Robert F Kennedy made this speech “The Mindless Menace of Violence” on April 5, 1968, the day after Martin Luther King’s assassination. I pasted some of his words below, which are, sadly, as relevant as ever. We still have a long way to go. I know that this blog is tiny, and that it won’t make a dent in the massive, coordinated campaign of anger that exists online. These sentiments won’t reach the right people, and will persuade few minds. I’ve been online long enough to know that most minds are already made up, and some will find RFK’s words naïve at best, and at worst worthy of contempt. But I think they are necessary.
RFK
“To Tame the Savageness of Man”
“Let us dedicate ourselves to what the Greeks wrote so many years ago: to tame the savageness of man and make gentle the life of this world.”
–Robert F. Kennedy, on the night of Martin Luther King’s assassination (1968)
“Have I sinned?”
— Anwar Congo, The Act of Killing (2012)
“They are souls, like us.”
— Greek fisherman Babis Manias, after saving a refugee child from the ocean (2015)
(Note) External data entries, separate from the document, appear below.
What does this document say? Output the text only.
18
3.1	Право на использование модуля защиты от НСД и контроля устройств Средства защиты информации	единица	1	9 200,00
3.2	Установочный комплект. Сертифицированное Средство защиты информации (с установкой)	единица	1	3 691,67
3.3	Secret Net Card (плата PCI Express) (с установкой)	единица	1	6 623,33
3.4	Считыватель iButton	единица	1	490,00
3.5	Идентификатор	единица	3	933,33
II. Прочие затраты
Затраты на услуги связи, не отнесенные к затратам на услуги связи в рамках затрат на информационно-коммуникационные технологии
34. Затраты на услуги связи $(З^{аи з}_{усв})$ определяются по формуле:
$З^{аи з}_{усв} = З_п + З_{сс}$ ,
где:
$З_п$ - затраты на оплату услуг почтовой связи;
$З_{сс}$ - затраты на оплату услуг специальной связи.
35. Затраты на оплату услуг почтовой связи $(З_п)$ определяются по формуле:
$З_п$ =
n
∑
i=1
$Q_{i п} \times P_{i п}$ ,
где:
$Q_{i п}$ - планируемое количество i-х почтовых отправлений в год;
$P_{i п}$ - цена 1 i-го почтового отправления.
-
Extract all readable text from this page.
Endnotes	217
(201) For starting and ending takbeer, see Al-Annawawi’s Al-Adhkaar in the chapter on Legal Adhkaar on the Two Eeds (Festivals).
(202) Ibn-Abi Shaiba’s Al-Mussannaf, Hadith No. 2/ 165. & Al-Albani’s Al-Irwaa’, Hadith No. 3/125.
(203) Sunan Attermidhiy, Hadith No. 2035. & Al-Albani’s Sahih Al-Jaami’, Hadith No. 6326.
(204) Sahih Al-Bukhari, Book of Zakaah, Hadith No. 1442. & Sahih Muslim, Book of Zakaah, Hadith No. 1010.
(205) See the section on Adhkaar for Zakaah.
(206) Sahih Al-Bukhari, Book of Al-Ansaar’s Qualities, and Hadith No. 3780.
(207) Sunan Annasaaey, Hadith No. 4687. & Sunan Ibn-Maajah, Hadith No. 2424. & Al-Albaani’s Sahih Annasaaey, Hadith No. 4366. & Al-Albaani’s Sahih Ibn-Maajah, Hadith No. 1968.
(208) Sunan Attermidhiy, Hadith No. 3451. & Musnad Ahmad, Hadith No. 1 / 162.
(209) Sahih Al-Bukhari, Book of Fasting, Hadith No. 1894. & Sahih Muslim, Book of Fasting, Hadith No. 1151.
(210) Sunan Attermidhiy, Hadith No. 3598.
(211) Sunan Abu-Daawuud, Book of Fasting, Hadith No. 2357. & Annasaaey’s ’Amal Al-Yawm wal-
Robert Kennedy Memorial (Source)
The inherent dilemma of all social animals is the tension between balancing two obligations — the ones we we have to ourselves, and those we have to others. One cannot be completely selfless, sacrificing everything for others. Nor can we be totally self-absorbed, ignoring the rights of others. Somewhere in that tangled mess of sometimes overlapping, sometimes competing, interests we get a sloshing mixture of cooperation and conflict.

Sloshing fluid, here representing the shifting dynamics of cooperation and conflict (Source).
As primates, humans have a deep history as social beings, probably going back tens of millions of years. According to Shultz et al. (2011), primates began their path as intensely social animals around 52 million years ago, probably as a means of protection from predators as our ancestors made the shift from nocturnal to diurnal living. One benefit of living in groups was strength in numbers, but a reliance on the group also had drawbacks, such as the need for at least some modicum of self-restraint to maintain group cohesion. After all, one cannot just do whatever they feel like whenever they want, particularly if those wants conflict with the wants of others.